On a very fine Thursday afternoon...

It has been really long since i take breaks like this...Huiwen went out :) Good time to blog :)

This term looks good to me...Hope i can really do well this time and pull my GPA back up again...I have to admit that i am abit tired of studying...but i still do love to learn new things... One of the reasons why i dowan to go to uni..dun have the heart to chiong for studies liao...scared later i cannot cope in university just like in A levels...very disappointing results no matter how hard i try... Let's see on my Diploma graduation day ! I shall concentrate on my goals ! Adv in Polymer Tech ! and Masters ! Everyone saying Degree is much more secure...But in my situation, i think Adv is better for me.. I have to step out of the comfort zone !!! be confident enough that i can do this !

I have better control of my emotions lately :) I really glad..I cried less now..But sometimes, i just let them flow cos my heart hurts..the 'slicing feeling'....As much as i hate it, it reminds me that i am human :) i have feelings and emotions.. Not a machine..I can complain as much as i allow myself to..I don't give a damn to others when they say i am weak..Complaining and crying both are not considered weak! Cos I chose to show rather than hide now. That is my comfort zone..Isn't yours. Glad that i can recover fast too..I'd rather feel all now :)
I used to hate emotions.. I don't want to feel. Because i am afraid of the pain. I block all those out.. I don't know good or bad..Somehow, the previous-happy-me seems all so fake now.. Why do i happy just to make others happy? Why don't I let my emotions flow so that i can be what i am in front of others? Because as much as i want others to be happy because of me, i want myself to get happiness because of them too :)

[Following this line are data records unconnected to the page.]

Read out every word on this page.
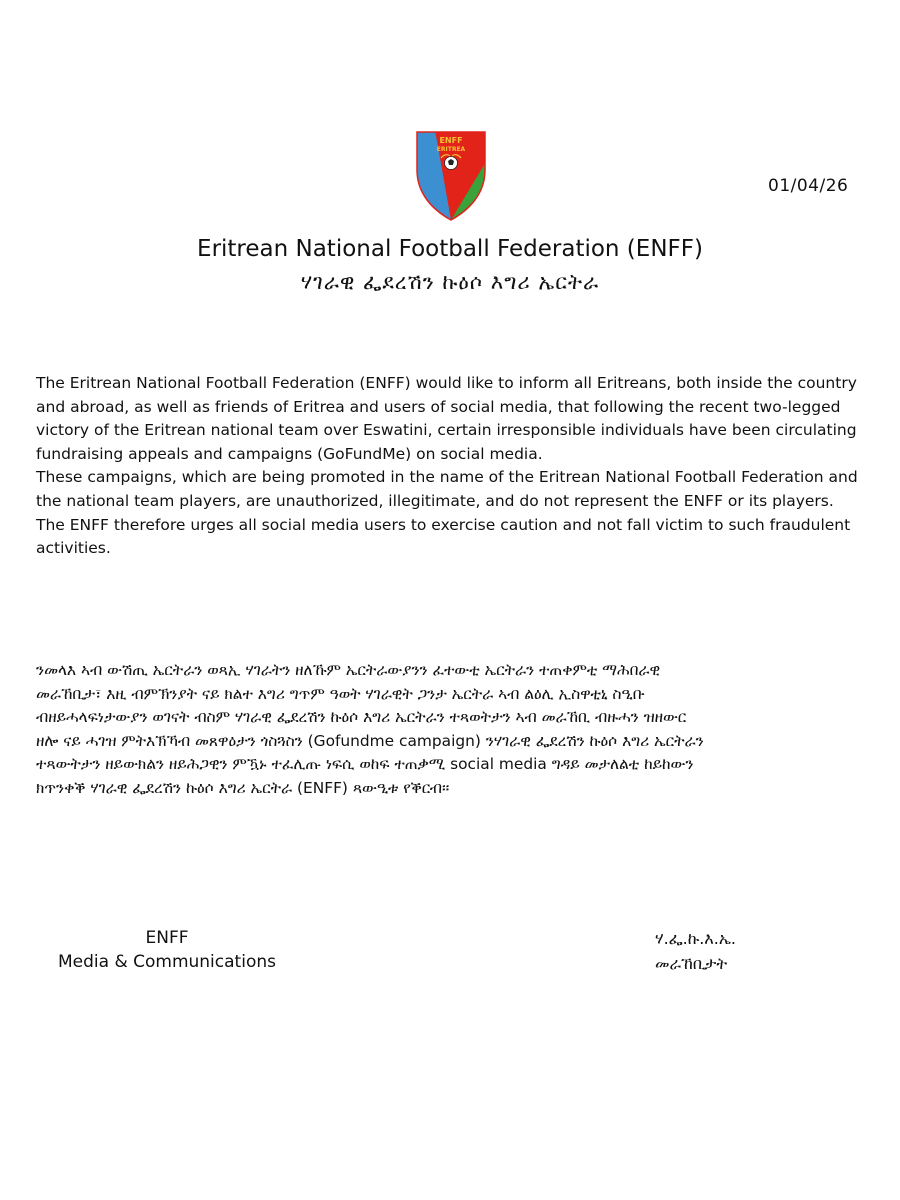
ENFF
ERITREA
01/04/26
Eritrean National Football Federation (ENFF)
ሃገራዊ ፌደረሽን ኩዕሶ እግሪ ኤርትራ
The Eritrean National Football Federation (ENFF) would like to inform all Eritreans, both inside the country
and abroad, as well as friends of Eritrea and users of social media, that following the recent two-legged
victory of the Eritrean national team over Eswatini, certain irresponsible individuals have been circulating
fundraising appeals and campaigns (GoFundMe) on social media.
These campaigns, which are being promoted in the name of the Eritrean National Football Federation and
the national team players, are unauthorized, illegitimate, and do not represent the ENFF or its players.
The ENFF therefore urges all social media users to exercise caution and not fall victim to such fraudulent
activities.
ንመላእ ኣብ ውሽጢ ኤርትራን ወጻኢ ሃገራትን ዘለኹም ኤርትራውያንን ፈተውቲ ኤርትራን ተጠቀምቲ ማሕበራዊ
መራኸቢታ፣ እዚ ብምኽንያት ናይ ክልተ እግሪ ግጥም ዓወት ሃገራዊት ጋንታ ኤርትራ ኣብ ልዕሊ ኢስዋቲኒ ስዒቡ
ብዘይሓላፍነታውያን ወገናት ብስም ሃገራዊ ፌደረሽን ኩዕሶ እግሪ ኤርትራን ተጻወትታን ኣብ መራኸቢ ብዙሓን ዝዘውር
ዘሎ ናይ ሓገዝ ምትእኽኻብ መጸዋዕታን ጎስጓስን (Gofundme campaign) ንሃገራዊ ፌደረሽን ኩዕሶ እግሪ ኤርትራን
ተጻውትታን ዘይውክልን ዘይሕጋዊን ምዃኑ ተፈሊጡ ነፍሲ ወከፍ ተጠቃሚ social media ግዳይ መታለልቲ ከይከውን
ክጥንቀቕ ሃገራዊ ፌደረሽን ኩዕሶ እግሪ ኤርትራ (ENFF) ጻውዒቱ የቕርብ፡፡
ENFF
Media & Communications
ሃ.ፌ.ኩ.እ.ኤ.
መራኸቢታት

i used to call all these as depressions, because i can understand no reason i should be sad ! However, if i think back, there is actually reasons why i feel so..Admitting that those reasons make me sad was the hardest thing to myself!!! Too little and mundane to be considered reasons to cause serious damage to my emotions...lol.. I think others suffering from "depression" had reasons too.. This what i read from the book : " have a little faith"... I was reading this very same book when my father passed away..It was really a good book.. :)

I still haven't quite let go of my father..Speaking of him still abit hard..I missed him :( I wonder how long it will take me to speak of him without feeling heavy inside..I am going back to my Ipoh house for the first time after the funeral..My heart feels heavy... he used to pick me up whenever i go back for almost 5 years since i came to Singapore.. :)

God,
grant me strength and wisdom to see things through.